2. D'autre part, l'article R. 811-7 du même code dispose : " () les appels ainsi que les mémoires déposés devant la cour administrative d'appel doivent être présentés, à peine d'irrecevabilité, par l'un des mandataires mentionnés à l'article R. 431-2 () ", c'est-à-dire par un avocat ou un avocat au Conseil d'Etat et à la Cour de cassation.

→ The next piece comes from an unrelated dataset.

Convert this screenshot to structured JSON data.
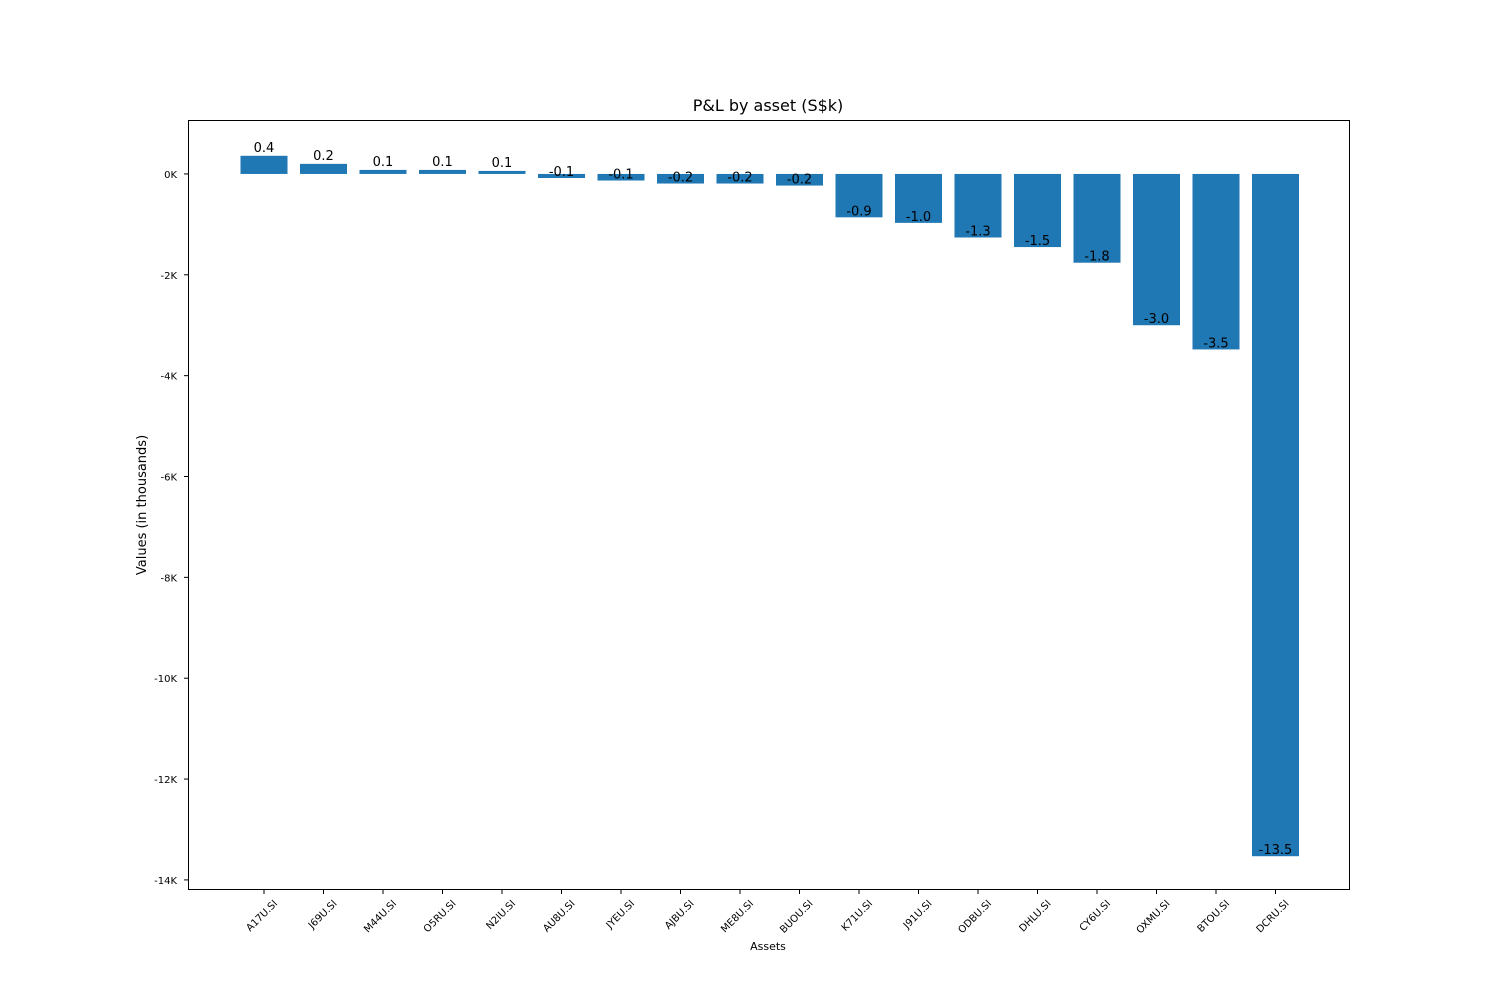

3. Le litige dont M. B A a saisi le juge d'appel n'est pas au nombre de ceux, limitativement énumérés par l'article R. 811-7 du code de justice administrative, qui sont dispensés du ministère d'avocat. Le courrier de notification du jugement attaqué mentionnait, conformément aux dispositions de l'article R. 751-5 du code de justice administrative, que l'appel devait être présenté par un avocat. Or la requête d'appel de M. B A n'a pas été présentée par un avocat et n'a pas été régularisée par la suite, alors que le bureau d'aide juridictionnelle a constaté la caducité de sa demande d'aide juridictionnelle par une décision du 15 mai 2024, qui lui a été régulièrement notifiée. Cette requête est dès lors manifestement irrecevable. Il y a lieu de la rejeter en application des dispositions citées ci-dessus de l'article R. 222-1 du code de justice administrative.

ORDONNE :

Article 1er : La requête de M. B A est rejetée.

Article 2 : La présente ordonnance sera notifiée à M. C B A.

Copie en sera adressée au préfet de police.

Fait à Paris, le 29 juillet 2024.

La conseillère d'Etat,

Présidente de la Cour administrative d'appel de Paris

P. FOMBEUR

La République mande et ordonne au ministre de l'intérieur et des outre-mer en ce qui le concerne ou à tous commissaires de justice à ce requis en ce qui concerne les voies de droit commun contre les parties privées, de pourvoir à l'exécution de la présente décision.